Sono stati soprattutto gli anni dal 2013 in poi a far registrare il periodo più difficile sotto il profilo occupazionale, perché si è passati dai 500.000 occupati del 2012 ai 486.000 dell'anno successivo, fino ai 476.000 del 2014. Nel 2015 e nel 2016 si è assistiti ad una flebile ripresa, perché gli occupati sono diventati dapprima 479.000 e poi 485.000. Negli ultimi cinque anni, due a guida del centro-destra con Chiodi e tre a guida centrosinistra con D'Alfonso, in Abruzzo non sono stati creati posti di lavoro, ma si è oscillati sempre tra intervalli regolari, quasi fisiologici tra posti creati e cessati.

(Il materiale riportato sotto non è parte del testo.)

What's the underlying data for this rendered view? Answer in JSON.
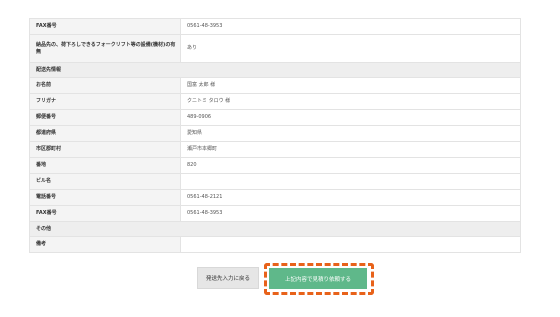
{
  "rows_top": [
    {
      "label": "FAX番号",
      "value": "0561-48-3953"
    },
    {
      "label": "納品先の、荷下ろしできるフォークリフト等の設備(機材)の有無",
      "value": "あり"
    }
  ],
  "section_delivery": "配送先情報",
  "rows_delivery": [
    {
      "label": "お名前",
      "value": "国富 太郎 様"
    },
    {
      "label": "フリガナ",
      "value": "クニトミ タロウ 様"
    },
    {
      "label": "郵便番号",
      "value": "489-0906"
    },
    {
      "label": "都道府県",
      "value": "愛知県"
    },
    {
      "label": "市区郡町村",
      "value": "瀬戸市本郷町"
    },
    {
      "label": "番地",
      "value": "820"
    },
    {
      "label": "ビル名",
      "value": ""
    },
    {
      "label": "電話番号",
      "value": "0561-48-2121"
    },
    {
      "label": "FAX番号",
      "value": "0561-48-3953"
    }
  ],
  "section_other": "その他",
  "rows_other": [
    {
      "label": "備考",
      "value": ""
    }
  ],
  "buttons": {
    "back_label": "発送先入力に戻る",
    "submit_label": "上記内容で見積り依頼する"
  }
}
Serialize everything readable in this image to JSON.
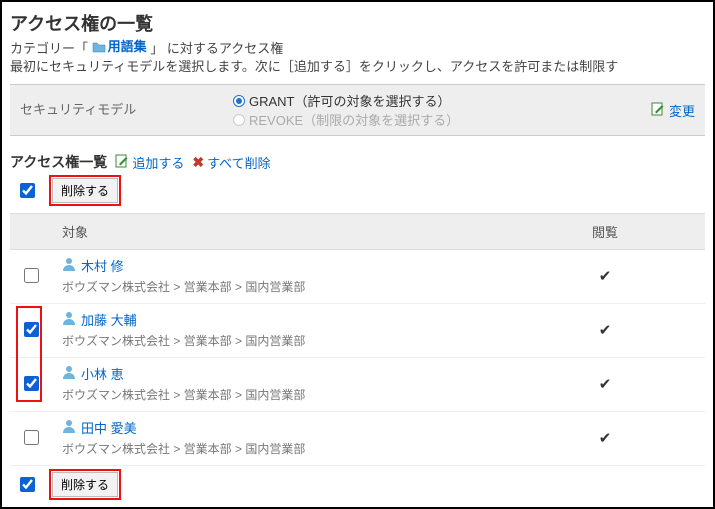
{
  "title": "アクセス権の一覧",
  "subhead_prefix": "カテゴリー「",
  "subhead_category": "用語集",
  "subhead_suffix": "」 に対するアクセス権",
  "subhead_line2": "最初にセキュリティモデルを選択します。次に［追加する］をクリックし、アクセスを許可または制限す",
  "secmodel": {
    "label": "セキュリティモデル",
    "grant": "GRANT（許可の対象を選択する）",
    "revoke": "REVOKE（制限の対象を選択する）",
    "change": "変更"
  },
  "section": {
    "title": "アクセス権一覧",
    "add": "追加する",
    "delete_all": "すべて削除"
  },
  "toolbar": {
    "delete": "削除する"
  },
  "table": {
    "col_target": "対象",
    "col_view": "閲覧"
  },
  "rows": [
    {
      "name": "木村 修",
      "path": "ボウズマン株式会社 > 営業本部 > 国内営業部",
      "checked": false
    },
    {
      "name": "加藤 大輔",
      "path": "ボウズマン株式会社 > 営業本部 > 国内営業部",
      "checked": true
    },
    {
      "name": "小林 恵",
      "path": "ボウズマン株式会社 > 営業本部 > 国内営業部",
      "checked": true
    },
    {
      "name": "田中 愛美",
      "path": "ボウズマン株式会社 > 営業本部 > 国内営業部",
      "checked": false
    }
  ]
}
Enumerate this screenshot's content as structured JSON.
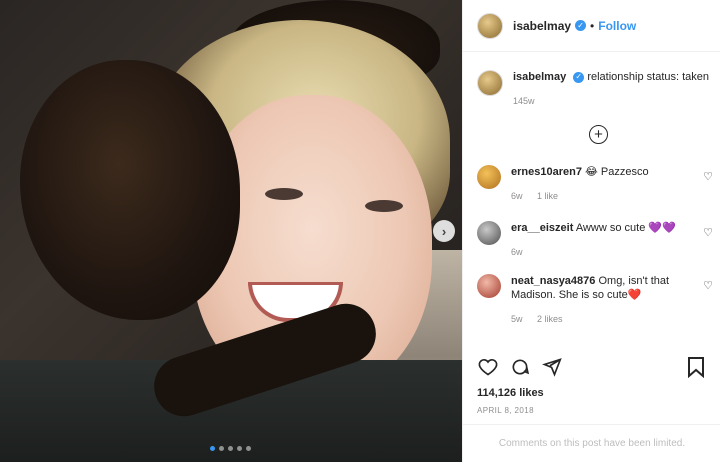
{
  "post": {
    "username": "isabelmay",
    "follow_label": "Follow",
    "separator": "•",
    "caption_text": "relationship status: taken",
    "caption_time": "145w",
    "likes": "114,126 likes",
    "date": "APRIL 8, 2018",
    "comments_limited": "Comments on this post have been limited.",
    "carousel_count": 5,
    "carousel_active": 1
  },
  "comments": [
    {
      "username": "ernes10aren7",
      "text": "😂 Pazzesco",
      "time": "6w",
      "likes": "1 like",
      "avatar_color": "#e8a33a"
    },
    {
      "username": "era__eiszeit",
      "text": "Awww so cute 💜💜",
      "time": "6w",
      "likes": "",
      "avatar_color": "#7a7a7a"
    },
    {
      "username": "neat_nasya4876",
      "text": "Omg, isn't that Madison. She is so cute❤️",
      "time": "5w",
      "likes": "2 likes",
      "avatar_color": "#c44a3c"
    }
  ],
  "colors": {
    "accent": "#3897f0",
    "text": "#262626",
    "muted": "#8e8e8e"
  }
}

Un equilibrio che è servito in buona sostanza a galleggiare, per evitare di cadere in una spirale negativa dalla quale (si veda il dato particolarmente negativo del I trimestre 2017) sarebbe stato complicato riemergere, soprattutto perché nel frattempo si è sfaldata la consistenza delle Pmi e del sistema artigianale.
E se nel biennio 2011-2012 la regione aveva tenuto botta alla crisi, con una punta di 500.000 occupati nel 2012, dall'anno successivo in poi l'Abruzzo non è riuscito più ad invertire la tendenza.
Il flebile aumento fatto registrare adesso nel II trimestre 2017, quindi, non può essere letto né in modo entusiastico, né con toni di fallimento.
E' un dato che in sé dice poco, perché non solo si tratta come del resto d'Italia di occupazione instabile e in prevalenza a tempo determinato, ma soprattutto perché non indica ancora una tendenza. Solo la restante parte di questo anno, e soprattutto il 2018, ci diranno se l'Abruzzo è tornato a camminare o se procederà ancora a passi lenti. Difficilmente, però, tornerà a correre come nel 2008. Almeno nel breve-medio periodo.